Sentiment Analysis on Movie Reviews


  • P. Trupthi, Pandeti Madhura, Pooja Jehan, Pooja Polampalli, Aruna Kumara B


Sentimental analysis of movie reviews is basically excavating the judgements based on the existing movie analysis on the internet. This approach identifies and categorizes the subjective opinions to decide the attitude of the subject towards a particular text. These subjective opinions determine the satisfaction level of the subject. These subjective opinions also determine the success or the failure rate of the text. The polarity or the differences between these opinions are found using various pre-processing techniques i.e. filtering of data by converting the text into words, removing the stop words and negating the neutral opinions.
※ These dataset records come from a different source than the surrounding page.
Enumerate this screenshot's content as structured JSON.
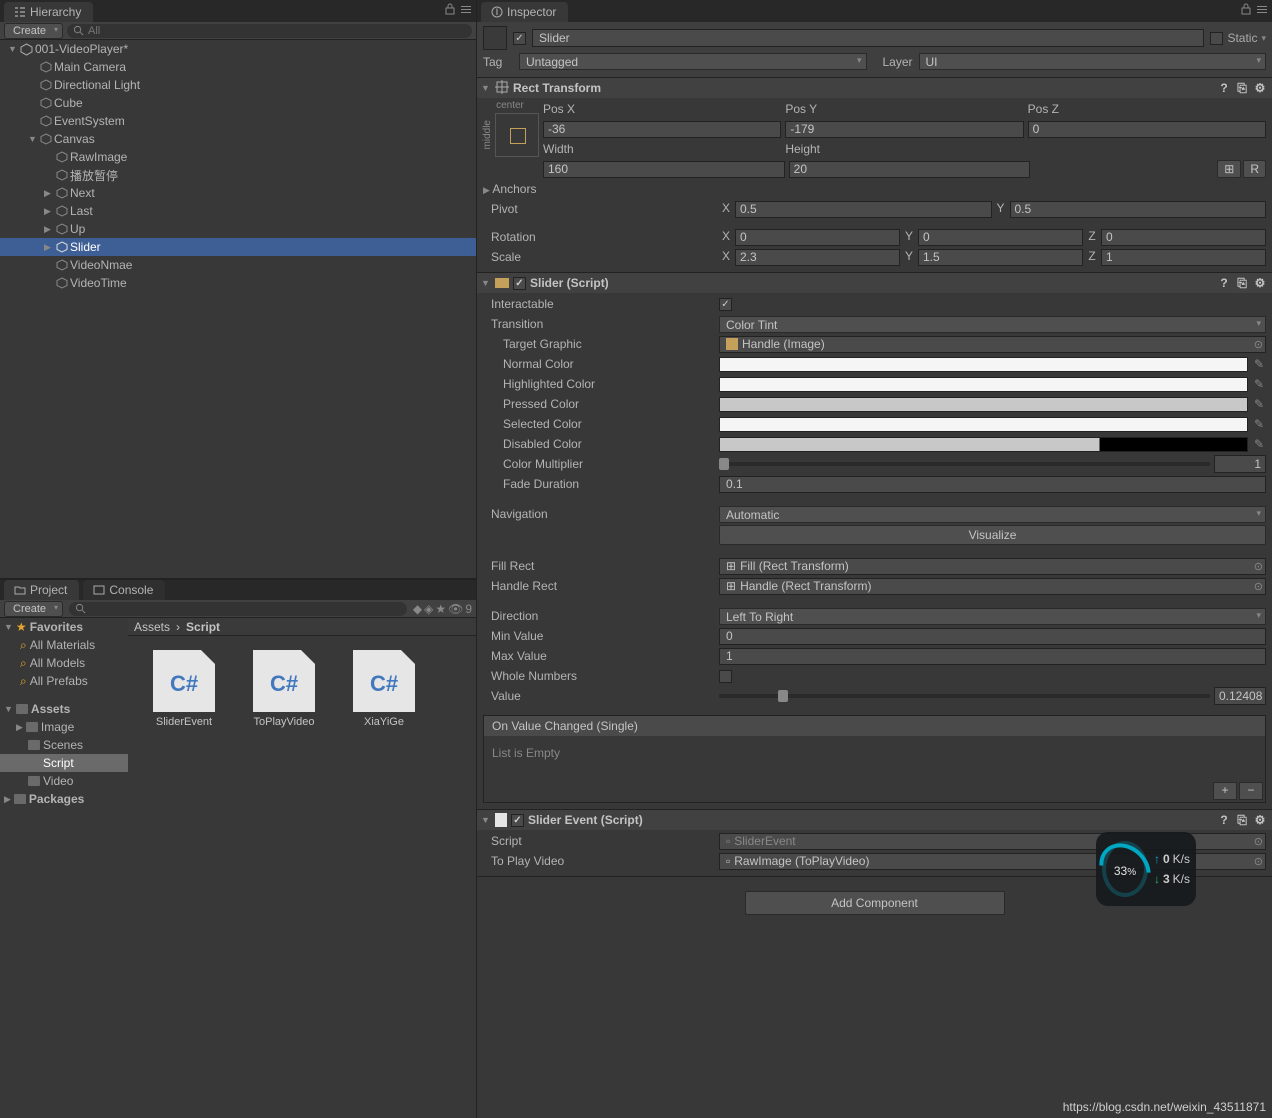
{
  "hierarchy": {
    "tab": "Hierarchy",
    "create_label": "Create",
    "search_placeholder": "All",
    "scene": "001-VideoPlayer*",
    "items": {
      "main_camera": "Main Camera",
      "directional_light": "Directional Light",
      "cube": "Cube",
      "event_system": "EventSystem",
      "canvas": "Canvas",
      "raw_image": "RawImage",
      "play_pause": "播放暂停",
      "next": "Next",
      "last": "Last",
      "up": "Up",
      "slider": "Slider",
      "video_name": "VideoNmae",
      "video_time": "VideoTime"
    }
  },
  "project": {
    "tab_project": "Project",
    "tab_console": "Console",
    "create_label": "Create",
    "hidden_count": "9",
    "favorites": {
      "label": "Favorites",
      "all_materials": "All Materials",
      "all_models": "All Models",
      "all_prefabs": "All Prefabs"
    },
    "assets": {
      "label": "Assets",
      "image": "Image",
      "scenes": "Scenes",
      "script": "Script",
      "video": "Video"
    },
    "packages": "Packages",
    "breadcrumb_root": "Assets",
    "breadcrumb_current": "Script",
    "files": [
      {
        "name": "SliderEvent"
      },
      {
        "name": "ToPlayVideo"
      },
      {
        "name": "XiaYiGe"
      }
    ]
  },
  "inspector": {
    "tab": "Inspector",
    "go_name": "Slider",
    "static_label": "Static",
    "tag_label": "Tag",
    "tag_value": "Untagged",
    "layer_label": "Layer",
    "layer_value": "UI"
  },
  "rect_transform": {
    "title": "Rect Transform",
    "center": "center",
    "middle": "middle",
    "pos_x_label": "Pos X",
    "pos_x": "-36",
    "pos_y_label": "Pos Y",
    "pos_y": "-179",
    "pos_z_label": "Pos Z",
    "pos_z": "0",
    "width_label": "Width",
    "width": "160",
    "height_label": "Height",
    "height": "20",
    "anchors_label": "Anchors",
    "pivot_label": "Pivot",
    "pivot_x": "0.5",
    "pivot_y": "0.5",
    "rotation_label": "Rotation",
    "rot_x": "0",
    "rot_y": "0",
    "rot_z": "0",
    "scale_label": "Scale",
    "scale_x": "2.3",
    "scale_y": "1.5",
    "scale_z": "1",
    "x": "X",
    "y": "Y",
    "z": "Z"
  },
  "slider": {
    "title": "Slider (Script)",
    "interactable_label": "Interactable",
    "transition_label": "Transition",
    "transition_value": "Color Tint",
    "target_graphic_label": "Target Graphic",
    "target_graphic_value": "Handle (Image)",
    "normal_label": "Normal Color",
    "highlighted_label": "Highlighted Color",
    "pressed_label": "Pressed Color",
    "selected_label": "Selected Color",
    "disabled_label": "Disabled Color",
    "color_multiplier_label": "Color Multiplier",
    "color_multiplier_value": "1",
    "fade_duration_label": "Fade Duration",
    "fade_duration_value": "0.1",
    "navigation_label": "Navigation",
    "navigation_value": "Automatic",
    "visualize": "Visualize",
    "fill_rect_label": "Fill Rect",
    "fill_rect_value": "Fill (Rect Transform)",
    "handle_rect_label": "Handle Rect",
    "handle_rect_value": "Handle (Rect Transform)",
    "direction_label": "Direction",
    "direction_value": "Left To Right",
    "min_value_label": "Min Value",
    "min_value": "0",
    "max_value_label": "Max Value",
    "max_value": "1",
    "whole_numbers_label": "Whole Numbers",
    "value_label": "Value",
    "value": "0.12408",
    "on_value_changed": "On Value Changed (Single)",
    "list_empty": "List is Empty"
  },
  "slider_event": {
    "title": "Slider Event (Script)",
    "script_label": "Script",
    "script_value": "SliderEvent",
    "to_play_video_label": "To Play Video",
    "to_play_video_value": "RawImage (ToPlayVideo)"
  },
  "add_component": "Add Component",
  "overlay": {
    "pct": "33",
    "pct_unit": "%",
    "up": "0",
    "down": "3",
    "unit": "K/s"
  },
  "watermark": "https://blog.csdn.net/weixin_43511871"
}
And for the faster processing, Feature Extraction and Feature Selection techniques are used as it reduces the word count by eliminating redundant contents. The accuracy of these subjective opinions is governed by using certain classifiers such as Naive Bayes, Logistic Regression, Decision Tree, Random Forests, KNN, SVM, and Adaptive Boosting. Each classifier has a different accuracy rate processes based on the given code values. This paper focuses to find out which classifier gives the most accurate result.

Keywords:Sentiment Analysis, Polarity, Sentiments, Movie reviews, Feature extraction,Classifier, Feature selection, Accuracy.